According to the state laws in Hawaii that were in effect at the time of Obama’s birth, a child must be born to “TWO” U.S. Citizen parents (this law was in effect from “December 24, 1952 to November 13, 1986,“ which means it applies to Barack’s birth.
If only one parent was a U.S. Citizen at the time of your birth, that parent must have resided in the United States for at least ten years, at least FIVE of which had to be after the age of 16.”
It appears that Obama’s mother was only 18 when Obama was born, which means she was shy of the 21 years of age required by the law. In other words, she was not old enough to qualify her son for automatic U.S. Citizenship. At what point was Barack Obama Jr., son of Barack Obama Sr., recognized by the U.S. Government as an American citizen? When he moved to Indonesia with his mother and step-father in the mid-1960s I am assuming he had a U.S. passport.
The law cited in Johnson's post is not a state law as claimed, but a provision of the federal Immigration and Naturalization Act. It applies only to children of U.S. citizens who are born abroad.

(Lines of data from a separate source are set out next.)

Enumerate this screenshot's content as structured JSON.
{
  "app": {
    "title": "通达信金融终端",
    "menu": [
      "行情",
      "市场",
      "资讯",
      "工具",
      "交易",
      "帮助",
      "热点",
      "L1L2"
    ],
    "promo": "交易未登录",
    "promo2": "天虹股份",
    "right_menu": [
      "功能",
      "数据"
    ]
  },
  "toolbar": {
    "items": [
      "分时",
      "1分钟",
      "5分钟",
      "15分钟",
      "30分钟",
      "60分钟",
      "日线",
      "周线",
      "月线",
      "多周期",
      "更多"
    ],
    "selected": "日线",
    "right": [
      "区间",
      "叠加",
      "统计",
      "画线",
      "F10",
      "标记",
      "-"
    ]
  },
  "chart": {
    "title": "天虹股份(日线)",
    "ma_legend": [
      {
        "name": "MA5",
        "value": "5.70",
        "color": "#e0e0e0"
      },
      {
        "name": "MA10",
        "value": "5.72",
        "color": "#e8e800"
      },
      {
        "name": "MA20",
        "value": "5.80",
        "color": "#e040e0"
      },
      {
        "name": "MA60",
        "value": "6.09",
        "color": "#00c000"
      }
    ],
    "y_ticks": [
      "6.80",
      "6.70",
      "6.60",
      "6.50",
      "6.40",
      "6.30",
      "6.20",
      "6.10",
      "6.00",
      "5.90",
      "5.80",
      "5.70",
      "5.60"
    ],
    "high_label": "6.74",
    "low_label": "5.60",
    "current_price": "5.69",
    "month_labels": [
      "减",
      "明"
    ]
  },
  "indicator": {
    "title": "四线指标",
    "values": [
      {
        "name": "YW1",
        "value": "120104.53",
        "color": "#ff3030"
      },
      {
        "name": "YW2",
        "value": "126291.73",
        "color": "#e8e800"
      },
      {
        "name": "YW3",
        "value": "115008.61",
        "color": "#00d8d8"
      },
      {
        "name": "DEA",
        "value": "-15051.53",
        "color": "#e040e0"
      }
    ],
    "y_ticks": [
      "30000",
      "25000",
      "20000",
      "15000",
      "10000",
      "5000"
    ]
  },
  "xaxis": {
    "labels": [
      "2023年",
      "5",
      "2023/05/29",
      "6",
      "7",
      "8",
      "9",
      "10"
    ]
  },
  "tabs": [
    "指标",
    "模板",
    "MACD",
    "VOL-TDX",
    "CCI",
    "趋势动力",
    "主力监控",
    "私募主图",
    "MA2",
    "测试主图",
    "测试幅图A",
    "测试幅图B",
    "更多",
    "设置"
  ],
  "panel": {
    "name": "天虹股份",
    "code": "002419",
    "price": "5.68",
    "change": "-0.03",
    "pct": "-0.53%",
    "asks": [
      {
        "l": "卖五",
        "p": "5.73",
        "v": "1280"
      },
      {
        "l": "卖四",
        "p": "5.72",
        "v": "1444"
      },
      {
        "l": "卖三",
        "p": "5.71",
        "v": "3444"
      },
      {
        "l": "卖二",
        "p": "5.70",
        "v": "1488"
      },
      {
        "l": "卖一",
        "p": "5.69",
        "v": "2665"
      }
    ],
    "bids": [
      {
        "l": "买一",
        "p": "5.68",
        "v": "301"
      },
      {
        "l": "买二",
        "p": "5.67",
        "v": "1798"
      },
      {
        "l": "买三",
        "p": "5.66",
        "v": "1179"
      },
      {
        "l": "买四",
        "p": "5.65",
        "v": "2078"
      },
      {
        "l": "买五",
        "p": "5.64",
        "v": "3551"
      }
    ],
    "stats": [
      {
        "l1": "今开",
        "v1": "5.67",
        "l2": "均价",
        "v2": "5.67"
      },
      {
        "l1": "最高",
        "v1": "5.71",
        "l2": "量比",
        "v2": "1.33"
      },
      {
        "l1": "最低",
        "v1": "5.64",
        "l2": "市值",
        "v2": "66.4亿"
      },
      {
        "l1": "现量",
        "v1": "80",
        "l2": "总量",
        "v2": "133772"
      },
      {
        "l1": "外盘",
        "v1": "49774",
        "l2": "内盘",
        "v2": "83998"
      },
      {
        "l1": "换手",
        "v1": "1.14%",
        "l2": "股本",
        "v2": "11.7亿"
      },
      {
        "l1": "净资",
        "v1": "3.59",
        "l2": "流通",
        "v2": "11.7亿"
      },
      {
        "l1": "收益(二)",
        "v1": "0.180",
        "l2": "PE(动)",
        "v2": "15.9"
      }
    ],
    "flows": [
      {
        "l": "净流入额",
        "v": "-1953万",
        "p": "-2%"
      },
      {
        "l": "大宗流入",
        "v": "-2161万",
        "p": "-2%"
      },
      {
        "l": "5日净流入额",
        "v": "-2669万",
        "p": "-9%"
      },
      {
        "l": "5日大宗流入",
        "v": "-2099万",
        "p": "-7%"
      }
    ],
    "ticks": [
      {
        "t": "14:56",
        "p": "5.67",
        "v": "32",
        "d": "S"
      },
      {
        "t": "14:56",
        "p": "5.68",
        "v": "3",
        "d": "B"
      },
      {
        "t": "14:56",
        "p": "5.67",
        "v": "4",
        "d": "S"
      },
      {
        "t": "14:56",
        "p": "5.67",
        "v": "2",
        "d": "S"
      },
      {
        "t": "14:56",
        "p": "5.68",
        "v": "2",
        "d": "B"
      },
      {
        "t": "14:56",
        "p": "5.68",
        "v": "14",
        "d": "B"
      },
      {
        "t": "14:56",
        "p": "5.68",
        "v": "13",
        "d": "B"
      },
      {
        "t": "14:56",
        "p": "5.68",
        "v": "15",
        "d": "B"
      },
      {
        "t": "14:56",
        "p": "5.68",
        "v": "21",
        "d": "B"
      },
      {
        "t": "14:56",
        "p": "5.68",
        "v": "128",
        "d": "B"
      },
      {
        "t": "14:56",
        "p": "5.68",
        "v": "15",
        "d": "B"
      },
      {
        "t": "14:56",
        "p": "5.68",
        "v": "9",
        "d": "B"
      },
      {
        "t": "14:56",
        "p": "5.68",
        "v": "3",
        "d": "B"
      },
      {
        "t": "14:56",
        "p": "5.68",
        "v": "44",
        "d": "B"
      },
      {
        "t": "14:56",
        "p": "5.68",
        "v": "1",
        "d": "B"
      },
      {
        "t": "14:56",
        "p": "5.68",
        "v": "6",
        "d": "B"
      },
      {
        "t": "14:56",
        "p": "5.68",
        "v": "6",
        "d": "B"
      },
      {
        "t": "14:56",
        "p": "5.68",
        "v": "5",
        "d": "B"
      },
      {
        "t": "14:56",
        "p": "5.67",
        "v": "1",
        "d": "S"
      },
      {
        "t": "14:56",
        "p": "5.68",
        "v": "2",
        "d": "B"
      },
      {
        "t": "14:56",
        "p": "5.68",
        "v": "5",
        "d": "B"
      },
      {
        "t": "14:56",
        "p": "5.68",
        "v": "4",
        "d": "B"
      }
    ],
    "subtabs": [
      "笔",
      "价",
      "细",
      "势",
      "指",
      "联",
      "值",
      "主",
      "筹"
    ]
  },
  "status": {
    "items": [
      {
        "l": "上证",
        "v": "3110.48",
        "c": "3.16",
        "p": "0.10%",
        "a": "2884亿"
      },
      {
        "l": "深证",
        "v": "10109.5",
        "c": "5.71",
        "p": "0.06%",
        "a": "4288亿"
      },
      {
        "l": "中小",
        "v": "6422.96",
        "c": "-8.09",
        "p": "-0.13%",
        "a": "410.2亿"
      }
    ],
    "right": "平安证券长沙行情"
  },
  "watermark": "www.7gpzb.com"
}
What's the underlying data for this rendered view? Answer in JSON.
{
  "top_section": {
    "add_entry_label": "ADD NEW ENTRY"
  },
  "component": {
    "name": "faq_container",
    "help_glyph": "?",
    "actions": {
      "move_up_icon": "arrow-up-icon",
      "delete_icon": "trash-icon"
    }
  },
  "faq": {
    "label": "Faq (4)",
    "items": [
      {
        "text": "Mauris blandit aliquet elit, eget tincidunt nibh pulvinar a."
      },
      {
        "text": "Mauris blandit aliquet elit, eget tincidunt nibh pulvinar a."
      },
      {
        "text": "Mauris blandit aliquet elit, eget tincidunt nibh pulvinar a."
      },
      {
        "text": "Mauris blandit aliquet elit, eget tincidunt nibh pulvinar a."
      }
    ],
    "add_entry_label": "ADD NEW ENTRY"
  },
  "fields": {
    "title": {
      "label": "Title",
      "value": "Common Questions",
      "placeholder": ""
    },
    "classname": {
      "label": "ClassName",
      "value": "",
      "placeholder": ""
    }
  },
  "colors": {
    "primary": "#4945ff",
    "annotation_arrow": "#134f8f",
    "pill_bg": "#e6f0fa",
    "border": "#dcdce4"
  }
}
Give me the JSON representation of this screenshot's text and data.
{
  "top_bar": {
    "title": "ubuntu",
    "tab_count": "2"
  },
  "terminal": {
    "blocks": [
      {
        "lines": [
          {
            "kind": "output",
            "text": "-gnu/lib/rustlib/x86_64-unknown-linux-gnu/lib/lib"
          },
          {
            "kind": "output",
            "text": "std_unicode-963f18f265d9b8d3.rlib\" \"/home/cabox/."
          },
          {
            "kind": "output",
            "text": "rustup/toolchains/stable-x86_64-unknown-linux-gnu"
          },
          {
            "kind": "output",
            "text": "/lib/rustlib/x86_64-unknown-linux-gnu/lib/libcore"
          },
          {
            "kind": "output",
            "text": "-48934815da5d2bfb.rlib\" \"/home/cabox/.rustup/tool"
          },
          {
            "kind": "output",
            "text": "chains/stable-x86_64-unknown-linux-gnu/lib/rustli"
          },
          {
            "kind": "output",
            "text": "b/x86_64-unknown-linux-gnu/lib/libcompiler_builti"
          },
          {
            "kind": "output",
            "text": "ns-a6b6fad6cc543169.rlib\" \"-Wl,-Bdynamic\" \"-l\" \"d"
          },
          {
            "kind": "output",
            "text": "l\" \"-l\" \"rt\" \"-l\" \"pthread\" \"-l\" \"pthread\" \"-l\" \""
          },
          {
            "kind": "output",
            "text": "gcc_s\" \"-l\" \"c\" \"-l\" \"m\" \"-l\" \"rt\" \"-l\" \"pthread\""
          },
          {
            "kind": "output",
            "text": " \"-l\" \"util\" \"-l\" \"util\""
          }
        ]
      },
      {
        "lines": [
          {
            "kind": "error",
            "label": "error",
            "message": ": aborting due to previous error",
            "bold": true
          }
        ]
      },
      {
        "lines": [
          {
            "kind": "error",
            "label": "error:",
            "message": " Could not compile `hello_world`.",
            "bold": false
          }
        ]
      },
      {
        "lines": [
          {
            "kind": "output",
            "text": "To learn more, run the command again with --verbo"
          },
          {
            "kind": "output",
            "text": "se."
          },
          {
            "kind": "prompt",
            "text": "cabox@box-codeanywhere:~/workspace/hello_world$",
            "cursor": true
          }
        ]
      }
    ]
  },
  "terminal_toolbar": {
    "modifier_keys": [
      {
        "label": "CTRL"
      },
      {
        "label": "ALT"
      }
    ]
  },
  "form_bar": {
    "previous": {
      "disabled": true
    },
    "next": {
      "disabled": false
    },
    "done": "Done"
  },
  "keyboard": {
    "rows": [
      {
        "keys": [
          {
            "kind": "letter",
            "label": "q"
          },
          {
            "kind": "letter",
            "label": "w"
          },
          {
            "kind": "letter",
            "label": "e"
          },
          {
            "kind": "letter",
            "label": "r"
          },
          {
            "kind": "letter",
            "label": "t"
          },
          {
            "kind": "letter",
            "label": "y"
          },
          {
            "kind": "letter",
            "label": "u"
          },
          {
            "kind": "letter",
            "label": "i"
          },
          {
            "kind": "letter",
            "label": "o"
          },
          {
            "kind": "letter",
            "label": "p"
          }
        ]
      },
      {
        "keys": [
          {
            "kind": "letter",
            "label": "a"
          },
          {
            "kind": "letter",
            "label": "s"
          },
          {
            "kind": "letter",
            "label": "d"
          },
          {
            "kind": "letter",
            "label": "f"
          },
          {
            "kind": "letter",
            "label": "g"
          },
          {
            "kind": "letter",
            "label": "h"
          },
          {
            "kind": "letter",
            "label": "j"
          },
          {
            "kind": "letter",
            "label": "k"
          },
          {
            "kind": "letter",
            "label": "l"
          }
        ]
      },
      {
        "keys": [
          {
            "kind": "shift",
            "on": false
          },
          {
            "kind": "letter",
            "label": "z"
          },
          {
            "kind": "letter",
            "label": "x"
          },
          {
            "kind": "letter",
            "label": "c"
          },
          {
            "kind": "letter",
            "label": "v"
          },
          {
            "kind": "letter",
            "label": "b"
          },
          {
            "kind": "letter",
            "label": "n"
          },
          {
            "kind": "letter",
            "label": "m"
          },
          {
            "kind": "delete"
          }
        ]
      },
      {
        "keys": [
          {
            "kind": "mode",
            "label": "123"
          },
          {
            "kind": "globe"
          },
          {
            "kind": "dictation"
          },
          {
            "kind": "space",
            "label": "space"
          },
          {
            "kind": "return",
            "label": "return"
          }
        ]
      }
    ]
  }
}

Because Obama was born in the state of Hawaii, he became a natural born citizen upon birth, notwithstanding his father being a citizen of Kenya. I also note this post by Johnson to point out that a lot of the most strident anti-Obama posts on the Internet are being made by Democratic bloggers who supported the candidacy of Sen. Hillary Clinton. Many on the Left are blaming right wing Republican bloggers when they really ought to be taking a look in their own backyard. While I questioned the Obama campaign for earlier refusing to produce a copy of his birth certificate to reporters to demonstrate he met the constitutional qualification, once the campaign produced it, I accepted the legitimacy of it. Some Democratic bloggers, however, including Johnson, questioned its authenticity.